Researchers were able to significantly enhance cancer cell death by jointly administering the drugs, according to a collaborative study by Sanford Burnham Prebys and the University of Glasgow that was published recently in the journal Nature Communications.
“Our study shows that two types of drugs, MDM2 inhibitors and BET inhibitors, work synergistically to promote significant anti-leukemia activity,” said Peter Adams, a professor at Sanford Burnham Prebys and senior author of the study. “The results were surprising because previous research had shown that each drug on its own had modest benefit against AML. The new research provides scientific rationale to advance clinical studies of the drug combination in patients with AML.”
There are many types of AML, and different cases have different chromosome changes, gene mutations and epigenetic modifications, making it difficult for researchers to find novel therapies that will work for a substantial proportion of patients. Though much progress has been made toward finding effective treatments in recent years, the long-term overall survival rate has stagnated. According to the American Cancer Society, the five-year survival rate for adults with AML remains less than 30 percent.
TP53, the most frequently mutated gene in all human cancers, is found unaltered in about 90 percent of AML patients. Since the product of the TP53 gene, p53, acts to suppress tumors, scientists have sought drugs that reactivate or boost its anti-cancer powers in AML. However, such drugs on their own have been disappointing in fighting AML.
“We were interested in combining MDM2 and BET inhibitors because each showed encouraging pre-clinical activity but limited activity when given to patients as a single agent,” Adams said. “Previous research had shown that MDM2 inhibitors activate p53 and BET inhibitors suppress genes associated with leukemias — but not p53.
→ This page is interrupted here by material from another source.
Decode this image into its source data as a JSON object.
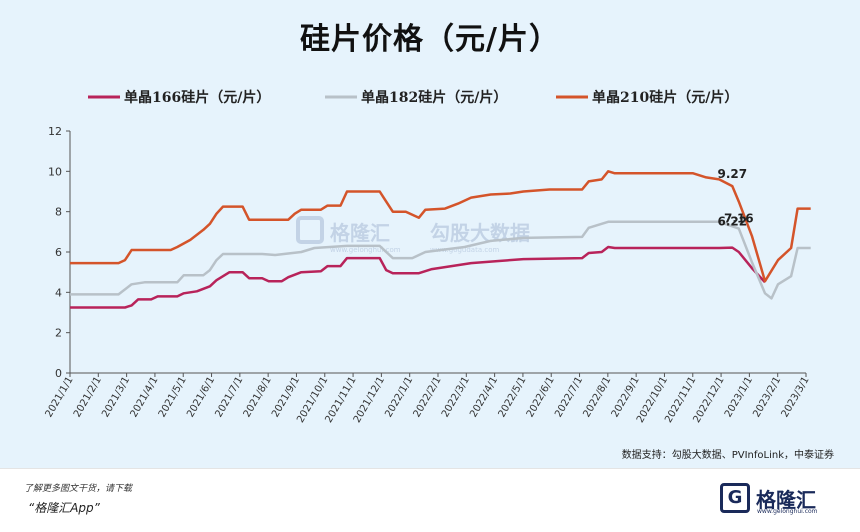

“Our research unexpectedly showed that, like MDM2 inhibitors, BET inhibitors activate p53, but through a different pathway. BET inhibitors mute the power of a protein called BRD4, which we found is a p53 suppressor in AML,” Adams said. “Between the two drugs, you end up with a ‘double whammy’ effect that fully unleashes the anti-cancer activity of p53.”
“Better therapies for AML are desperately needed,” he added. “This study illustrates that targeting BRD4 as part of a combination therapy holds promise for patients diagnosed with this very dangerous disease.”